Sharp fall in Spanish short-term borrowing costs boosts EU single currency in thin trade
A sharp fall in Spanish short-term borrowing costs boosted the euro on Tuesday albeit in thin trade, with fresh signs that the German economy is holding up in the teeth of the euro zone debt storm also supportive.
But sentiment was fragile and investors were still looking to sell into a bounce as efforts by policymakers to address the debt crisis fell short of expectations and European Central Bank chief Mario Draghi dashed hopes of any aggressive support.
The euro was up 0.6 percent at $1.3075, above an 11-month low of $1.2944 hit last week and a Monday session trough of $1.2983. It extended gains to hit a session high of $1.3085 after the German Ifo survey with stops above $1.3060 triggered after Spain issued short term debt at sharply lower costs.

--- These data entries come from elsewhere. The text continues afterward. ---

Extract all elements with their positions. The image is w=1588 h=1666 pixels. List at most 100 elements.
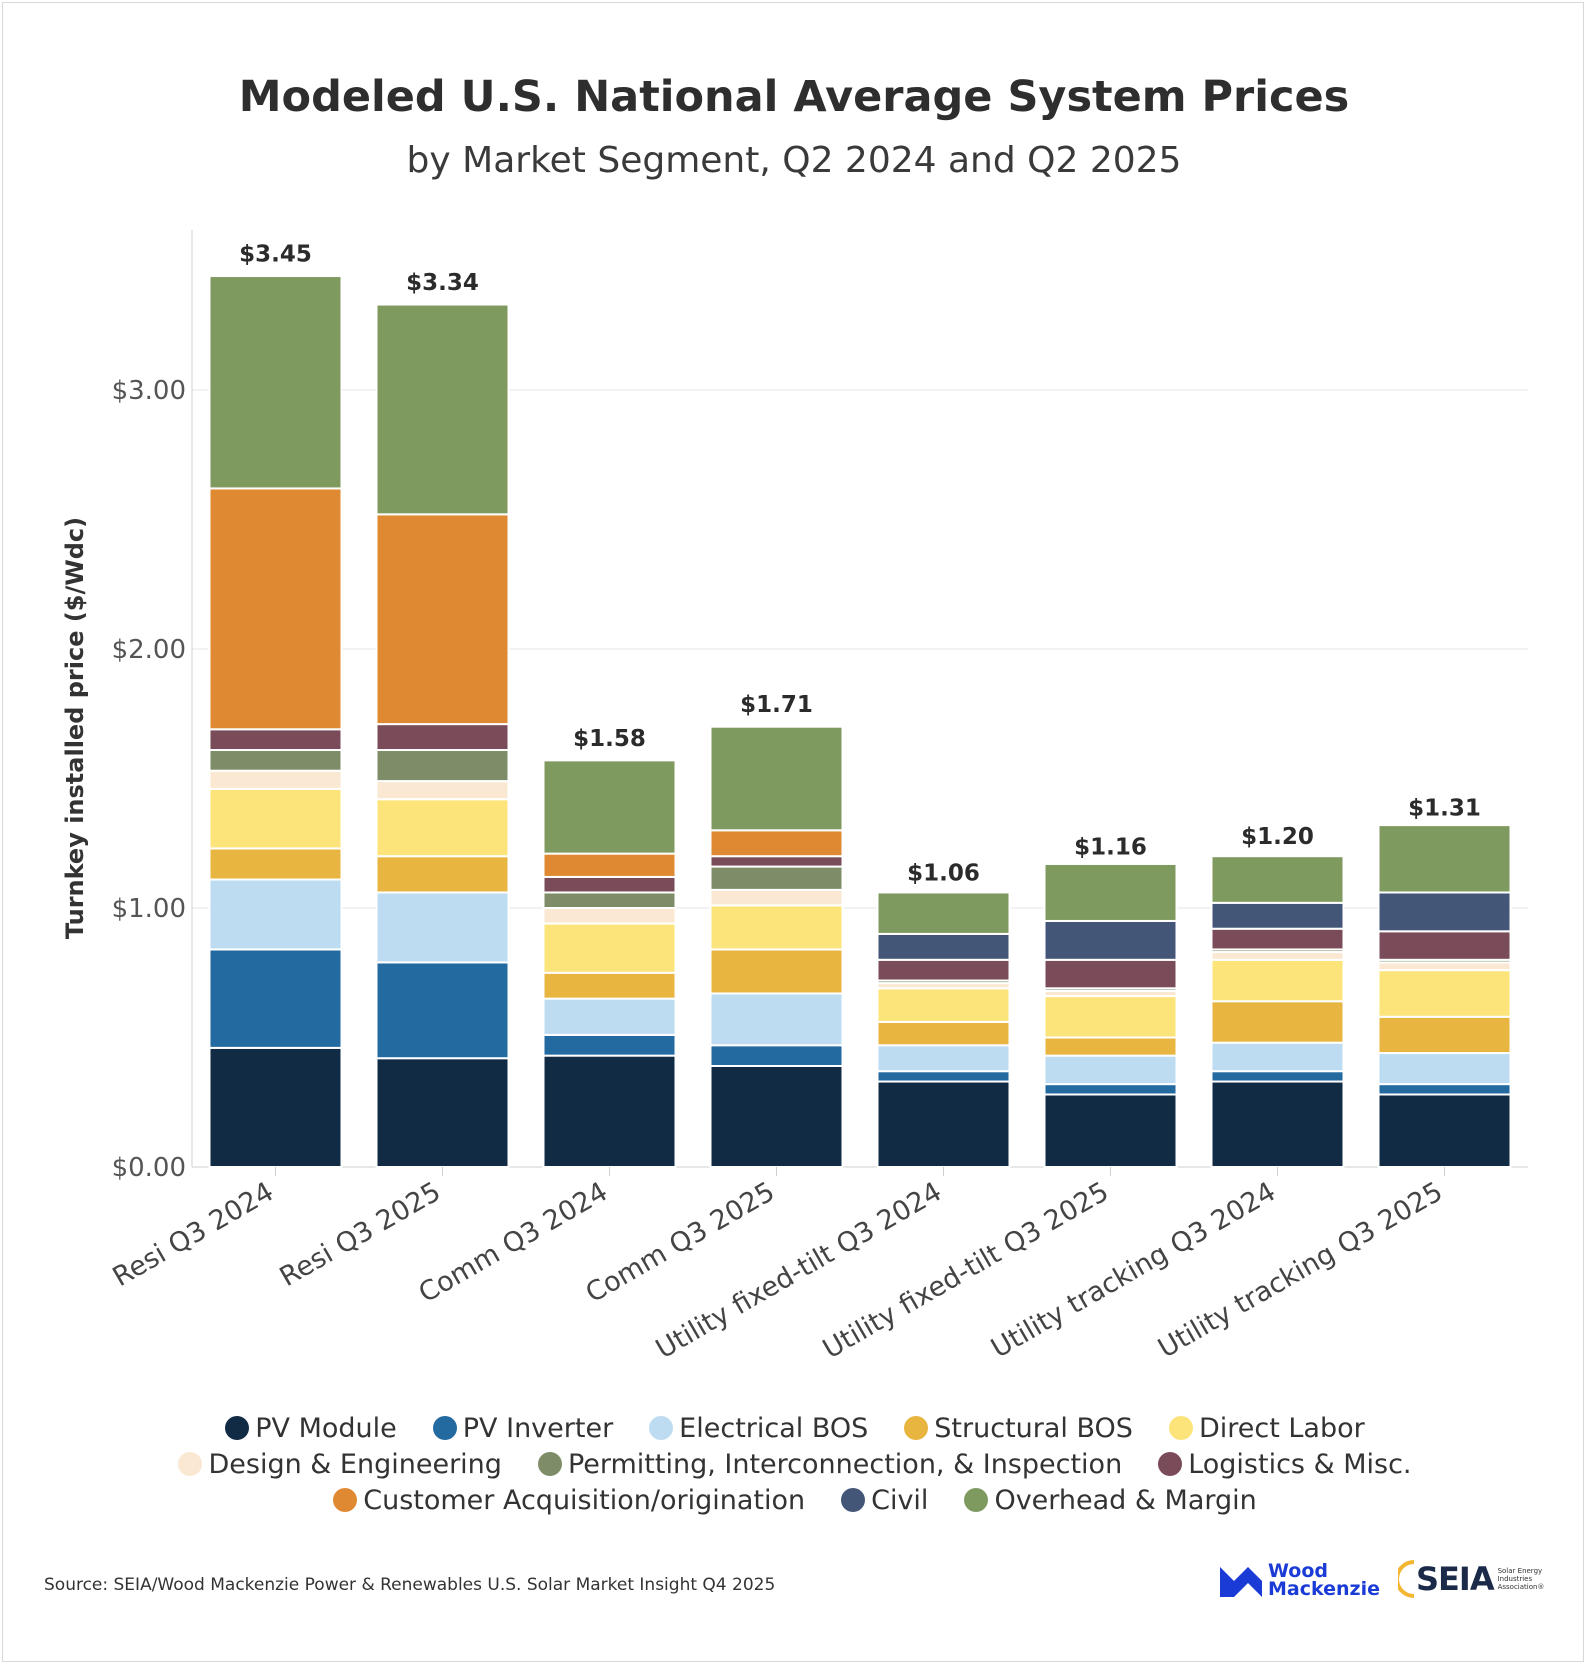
legend-item: PV Module: [225, 1413, 397, 1444]
bar-segment: [208, 847, 343, 881]
bar-segment: [1043, 1093, 1178, 1168]
total-label: $1.31: [1408, 796, 1481, 822]
bar-segment: [375, 780, 510, 801]
chart-subtitle: by Market Segment, Q2 2024 and Q2 2025: [406, 140, 1182, 181]
bar-segment: [208, 878, 343, 951]
bar-segment: [1210, 1070, 1345, 1083]
bar-segment: [208, 769, 343, 790]
x-tick-label: Utility tracking Q3 2024: [986, 1176, 1281, 1364]
bar-segment: [1043, 1036, 1178, 1057]
legend-label: Design & Engineering: [208, 1448, 502, 1480]
bar-segment: [1043, 1054, 1178, 1086]
bar-segment: [1210, 927, 1345, 951]
y-tick-label: $0.00: [112, 1153, 186, 1183]
bar-segment: [375, 749, 510, 783]
legend-swatch: [841, 1488, 866, 1512]
bar-segment: [208, 787, 343, 850]
bar-segment: [375, 855, 510, 894]
bar-segment: [1043, 958, 1178, 990]
bar-segment: [709, 992, 844, 1047]
bar-segment: [542, 759, 677, 855]
bar-segment: [208, 948, 343, 1049]
bar-segment: [375, 891, 510, 964]
x-tick-label: Utility fixed-tilt Q3 2025: [818, 1176, 1114, 1365]
logo-wood-line2: Mackenzie: [1268, 1578, 1380, 1600]
legend: PV Module PV Inverter Electrical BOS Struct…: [80, 1410, 1510, 1518]
legend-row: Design & Engineering Permitting, Intercon…: [80, 1446, 1510, 1482]
legend-swatch: [333, 1488, 358, 1512]
total-label: $3.45: [239, 241, 312, 267]
bar-segment: [876, 1070, 1011, 1083]
bar-segment: [542, 922, 677, 974]
bar-segment: [1210, 951, 1345, 961]
legend-label: Customer Acquisition/origination: [363, 1484, 806, 1516]
bar-segment: [542, 1054, 677, 1169]
y-tick-label: $3.00: [112, 376, 186, 406]
legend-swatch: [964, 1488, 989, 1512]
bar-segment: [876, 1080, 1011, 1169]
axes: $0.00 $1.00 $2.00 $3.00: [112, 230, 1445, 1183]
bar-segment: [375, 1057, 510, 1168]
bar-segment: [709, 948, 844, 995]
logo-wood-line1: Wood: [1268, 1560, 1328, 1582]
bar-segment: [375, 961, 510, 1060]
bar-segment: [709, 1064, 844, 1168]
bar-segment: [876, 958, 1011, 982]
bar-segment: [375, 798, 510, 858]
legend-label: Logistics & Misc.: [1188, 1448, 1412, 1480]
total-label: $1.06: [907, 860, 980, 886]
bar-segment: [709, 904, 844, 951]
logo-seia-sub2: Industries: [1497, 1575, 1533, 1583]
stacked-bar-chart: $0.00 $1.00 $2.00 $3.00 $3.45 Resi Q3 2024 $3…: [61, 230, 1528, 1365]
bar-segment: [542, 1033, 677, 1057]
legend-swatch: [178, 1452, 203, 1476]
bar-segment: [876, 987, 1011, 1023]
bar-segment: [1210, 1080, 1345, 1169]
y-tick-label: $1.00: [112, 894, 186, 924]
legend-row: Customer Acquisition/origination Civil Ove…: [80, 1482, 1510, 1518]
x-tick-label: Resi Q3 2025: [275, 1176, 446, 1293]
bar-segment: [1377, 891, 1512, 933]
legend-label: Permitting, Interconnection, & Inspectio…: [567, 1448, 1123, 1480]
bar-segment: [208, 275, 343, 490]
bar-segment: [1377, 969, 1512, 1018]
legend-item: Logistics & Misc.: [1158, 1448, 1412, 1480]
bar-segment: [876, 1044, 1011, 1073]
x-tick-label: Utility tracking Q3 2025: [1153, 1176, 1448, 1364]
bar-segment: [1377, 1083, 1512, 1096]
bar-segment: [208, 728, 343, 752]
x-tick-label: Resi Q3 2024: [108, 1176, 279, 1293]
bar-segment: [1377, 930, 1512, 961]
legend-label: Direct Labor: [1198, 1412, 1365, 1444]
bar-segment: [709, 1044, 844, 1067]
bar-segment: [1377, 1052, 1512, 1086]
bar-segment: [542, 852, 677, 878]
bar-segment: [542, 875, 677, 894]
legend-swatch: [904, 1416, 929, 1440]
bar-segment: [208, 749, 343, 772]
bar-segment: [709, 829, 844, 858]
legend-swatch: [225, 1416, 250, 1440]
y-axis-title: Turnkey installed price ($/Wdc): [61, 517, 89, 939]
legend-item: Design & Engineering: [178, 1448, 502, 1480]
wood-mackenzie-mark-icon: [1220, 1567, 1262, 1597]
legend-item: Permitting, Interconnection, & Inspectio…: [537, 1448, 1123, 1480]
legend-item: Direct Labor: [1168, 1412, 1365, 1444]
legend-swatch: [432, 1416, 457, 1440]
legend-swatch: [1168, 1416, 1193, 1440]
x-tick-label: Utility fixed-tilt Q3 2024: [651, 1176, 947, 1365]
bar-segment: [1377, 1015, 1512, 1055]
total-label: $1.16: [1074, 835, 1147, 861]
legend-row: PV Module PV Inverter Electrical BOS Struct…: [80, 1410, 1510, 1446]
legend-item: Civil: [841, 1485, 928, 1516]
chart-title: Modeled U.S. National Average System Pri…: [238, 72, 1350, 122]
legend-label: Structural BOS: [934, 1412, 1133, 1444]
bar-segment: [876, 1020, 1011, 1047]
legend-label: Electrical BOS: [679, 1412, 869, 1444]
legend-label: PV Module: [255, 1412, 397, 1444]
bar-segment: [375, 513, 510, 726]
bar-segment: [375, 303, 510, 516]
seia-sun-arc-icon: [1398, 1560, 1415, 1598]
bar-segment: [208, 1046, 343, 1168]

The Munich-based Ifo think tank said its business climate index, based on a monthly survey of some 7,000 companies, rose to 107.2 in December from 106.6 in November, confounding expectations of a fall..
Raghav Subbarao, a currency strategist at Barcap said that while German data, including the Ifo survey, was showing signs of holding up, the overall outlook was that of pessimism.
"German data is holding up and that increases the probability of a hawkish ECB, but that is not necessarily good for the overall real economy," he said.
"We have significantly revised down out forecasts for the euro and now expect it to drop to $1.20 in a year's time, down from $1.35 previously forecast. That is mainly because we are expecting a more dovish ECB....that would take away one of the major factors that has been supporting the euro earlier this year."
Still, with most currency speculators already bearish against the euro, there is a chance that the euro could receive a brief lift on unwinding those positions ahead of the year-end.
Another factor that was supporting the euro was expectations that banks will borrow a large amount of three-year funds from the ECB later this week and invest some of the money on buying peripheral debt and use them as collateral. Euro zone banks are expected to buy some 250 billion euros, according to a Reuters poll.
Italian 10-year government bond yields were last 13 basis points lower at 6.74 percent, narrowing the spread over Bunds to 481 bps. Equivalent Spanish paper fell 8 bps to 5.18 percent.
Despite the narrowing of yields, sentiment towards the euro zone was bearish. European leaders are still falling short of market expectations to come up with measures to contain the region's debt crisis two weeks after a key EU summit failed to come up with a comprehensive solution.
ECB Draghi told European Parliament on Monday that the ECB's purchases of peripheral debt were temporary and "not infinite", disappointing investors who were hoping for further bond buying that would keep yields stable.
European policymakers also failed on Monday to boost resources at the International Monetary Fund by an expected €200bn. Instead they agreed to bolster lending by €150bn ($195bn), casting fresh doubts on whether the scheme would work to save larger economies like Italy.
"They have agreed to boosting resources by €150bn which still raises questions about Italy and the threat of rating agencies looming," said Simon Derrick, head of currency strategy at Bank of New York Mellon. "You just need another piece of bad news and the euro will nudging closer to its 2011 lows."
The common currency's 2011 lows of around $1.2860 were struck in early January and analysts say the failure to persuade countries to bolster lending to the IMF participate will be negative for the euro.
Indeed, Morgan Stanley strategist said they were looking to sell euro/dollar on rallies to $1.31 as they expect risk appetite to remain subdued heading into the year end and as such that will support the U.S. dollar.
The euro rose briefly to a session high of 9.0150 against the Swedish crown after Sweden's central bank cut the repo rate, before giving up those gains to trade at 8.9695 crowns. The decision was a close call after Norway's central bank lowered rates by 50 basis points last week, matching a recent easing by the ECB.